Le journal note également que si l’autopsie a été achevée dimanche, la chef légiste n’a pas identifié la cause de la mort, indiquant que cette information était «en suspens».

Des gardes endormis… qui maquillent des documents

D’autres éléments doivent être réunis pour que le bureau du «medical examiner» puisse se prononcer. D’après le «Post», les vidéos de surveillance des couloirs de la prison pourraient être étudiées pour vérifier si quelqu’un s’est introduit dans la cellule de Jeffrey Epstein avant sa mort. Un examen toxicologique pourrait déterminer la présence éventuelle de substances inhabituelles dans son corps. Les gardes et les détenus voisins de sa cellule pourraient être interrogés.

Jeffrey Epstein ne faisait pas l’objet d’une surveillance anti-suicide lorsqu’il est mort.
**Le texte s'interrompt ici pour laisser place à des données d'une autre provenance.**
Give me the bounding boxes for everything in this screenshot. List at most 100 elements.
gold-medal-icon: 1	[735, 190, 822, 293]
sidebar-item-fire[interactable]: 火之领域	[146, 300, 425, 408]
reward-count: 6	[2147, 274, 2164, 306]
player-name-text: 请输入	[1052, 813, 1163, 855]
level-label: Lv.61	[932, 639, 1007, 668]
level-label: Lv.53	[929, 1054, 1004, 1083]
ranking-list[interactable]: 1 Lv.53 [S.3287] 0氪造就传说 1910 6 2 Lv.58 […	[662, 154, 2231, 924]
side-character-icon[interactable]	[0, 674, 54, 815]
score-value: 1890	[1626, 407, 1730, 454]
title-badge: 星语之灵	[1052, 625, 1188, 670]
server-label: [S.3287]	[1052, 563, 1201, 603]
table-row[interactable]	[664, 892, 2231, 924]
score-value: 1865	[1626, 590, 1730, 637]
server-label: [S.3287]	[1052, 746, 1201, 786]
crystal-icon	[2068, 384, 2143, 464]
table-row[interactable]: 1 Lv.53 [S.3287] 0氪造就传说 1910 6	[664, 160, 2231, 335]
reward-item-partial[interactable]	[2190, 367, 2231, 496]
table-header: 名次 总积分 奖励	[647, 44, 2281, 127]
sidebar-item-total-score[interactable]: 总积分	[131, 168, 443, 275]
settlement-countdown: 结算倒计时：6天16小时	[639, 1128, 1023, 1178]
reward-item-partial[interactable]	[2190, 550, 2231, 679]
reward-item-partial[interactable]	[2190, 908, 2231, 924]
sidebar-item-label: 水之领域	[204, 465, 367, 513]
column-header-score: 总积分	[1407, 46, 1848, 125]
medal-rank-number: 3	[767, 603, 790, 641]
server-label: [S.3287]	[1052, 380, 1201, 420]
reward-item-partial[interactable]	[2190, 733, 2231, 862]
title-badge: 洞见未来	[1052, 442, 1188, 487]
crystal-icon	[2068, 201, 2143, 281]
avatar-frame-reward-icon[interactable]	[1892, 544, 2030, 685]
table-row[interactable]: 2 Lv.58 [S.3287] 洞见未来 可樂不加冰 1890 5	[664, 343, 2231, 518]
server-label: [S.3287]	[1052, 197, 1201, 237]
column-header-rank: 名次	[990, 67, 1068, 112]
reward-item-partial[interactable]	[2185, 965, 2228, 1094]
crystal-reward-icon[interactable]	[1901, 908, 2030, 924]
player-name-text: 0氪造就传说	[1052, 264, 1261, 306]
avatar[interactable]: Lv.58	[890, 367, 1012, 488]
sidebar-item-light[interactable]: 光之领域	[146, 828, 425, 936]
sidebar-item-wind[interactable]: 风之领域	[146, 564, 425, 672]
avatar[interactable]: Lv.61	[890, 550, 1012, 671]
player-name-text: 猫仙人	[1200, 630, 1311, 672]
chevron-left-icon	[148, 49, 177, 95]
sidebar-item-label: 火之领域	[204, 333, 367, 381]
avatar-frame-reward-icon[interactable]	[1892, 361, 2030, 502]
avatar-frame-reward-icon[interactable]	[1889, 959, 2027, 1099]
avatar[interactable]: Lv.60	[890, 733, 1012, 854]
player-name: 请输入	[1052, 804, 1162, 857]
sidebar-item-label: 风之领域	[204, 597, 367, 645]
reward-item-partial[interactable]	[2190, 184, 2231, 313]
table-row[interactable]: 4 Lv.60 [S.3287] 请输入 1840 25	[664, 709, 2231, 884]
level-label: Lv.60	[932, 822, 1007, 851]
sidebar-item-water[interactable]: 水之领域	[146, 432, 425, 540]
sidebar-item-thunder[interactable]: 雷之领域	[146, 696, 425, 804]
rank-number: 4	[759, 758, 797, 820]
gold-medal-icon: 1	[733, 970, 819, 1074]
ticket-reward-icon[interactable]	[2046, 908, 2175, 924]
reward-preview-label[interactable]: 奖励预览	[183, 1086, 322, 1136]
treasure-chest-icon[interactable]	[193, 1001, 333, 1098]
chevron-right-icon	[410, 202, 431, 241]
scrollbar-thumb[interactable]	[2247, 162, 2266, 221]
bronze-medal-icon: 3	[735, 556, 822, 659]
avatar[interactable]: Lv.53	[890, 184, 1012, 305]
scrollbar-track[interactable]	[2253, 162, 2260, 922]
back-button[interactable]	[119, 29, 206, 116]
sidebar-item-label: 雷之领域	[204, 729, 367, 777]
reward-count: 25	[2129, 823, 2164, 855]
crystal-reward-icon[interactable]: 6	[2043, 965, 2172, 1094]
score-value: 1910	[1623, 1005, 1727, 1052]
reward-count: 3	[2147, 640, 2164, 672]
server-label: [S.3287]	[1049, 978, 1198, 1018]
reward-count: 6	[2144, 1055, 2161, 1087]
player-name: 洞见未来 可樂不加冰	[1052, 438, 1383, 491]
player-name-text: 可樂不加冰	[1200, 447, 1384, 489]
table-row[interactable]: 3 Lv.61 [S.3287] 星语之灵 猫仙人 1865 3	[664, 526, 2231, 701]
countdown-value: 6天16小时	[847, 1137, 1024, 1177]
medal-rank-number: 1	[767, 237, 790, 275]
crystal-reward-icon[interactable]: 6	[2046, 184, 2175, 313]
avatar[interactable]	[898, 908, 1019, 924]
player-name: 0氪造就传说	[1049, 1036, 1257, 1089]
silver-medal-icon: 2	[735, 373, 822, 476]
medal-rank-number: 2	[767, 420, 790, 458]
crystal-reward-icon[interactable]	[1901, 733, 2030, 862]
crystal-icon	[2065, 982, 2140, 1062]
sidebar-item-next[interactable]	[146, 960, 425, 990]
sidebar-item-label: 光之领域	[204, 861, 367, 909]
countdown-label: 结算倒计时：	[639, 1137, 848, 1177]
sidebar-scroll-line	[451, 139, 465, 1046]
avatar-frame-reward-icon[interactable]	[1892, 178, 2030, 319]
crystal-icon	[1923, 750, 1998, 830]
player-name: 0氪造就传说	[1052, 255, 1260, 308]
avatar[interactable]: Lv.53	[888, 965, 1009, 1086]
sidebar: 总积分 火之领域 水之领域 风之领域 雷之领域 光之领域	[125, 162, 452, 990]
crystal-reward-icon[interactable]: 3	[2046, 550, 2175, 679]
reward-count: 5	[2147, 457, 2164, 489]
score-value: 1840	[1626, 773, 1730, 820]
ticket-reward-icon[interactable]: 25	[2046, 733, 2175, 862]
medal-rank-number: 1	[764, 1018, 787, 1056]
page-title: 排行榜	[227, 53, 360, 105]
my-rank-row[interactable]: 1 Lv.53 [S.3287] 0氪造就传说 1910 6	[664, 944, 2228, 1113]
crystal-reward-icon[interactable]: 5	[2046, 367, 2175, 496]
Les autorités avaient pourtant des raisons de soupçonner qu’il était en danger : Jeffrey Epstein avait déjà été retrouvé blessé au cou et inconscient dans sa cellule, le 23 juillet. Suite à cet incident, il n’avait été placé que six jours sous surveillance. Il aurait dû ensuite être placé dans une cellule avec un autre détenu, qui aurait pu donner l’alerte, mais cette procédure n’avait pas été respectée, puisque Epstein était seul, vendredi dernier. Le «New York Times» rapportait en outre mardi que les deux gardiens qui auraient dû vérifier ce qu’il se passait dans la cellule toutes les trente minutes se sont endormis. Ils ont laissé Epstein sans surveillance pendant environ trois heures. Pis, les deux hommes ont caché leurs manquements en maquillant leurs comptes-rendus. Ils ont été suspendus et le directeur de la prison a été muté.

Les conditions de travail dans les prisons fédérales sont particulièrement contraignantes. En sous-effectif, les établissements exigent de leurs gardiens qu’ils multiplient les heures supplémentaires, poussant parfois le temps de travail à 60 ou 70 heures par semaine. L’un des deux gardiens impliqués, une femme, avait ainsi été contraint de travailler plus. L’autre était volontaire.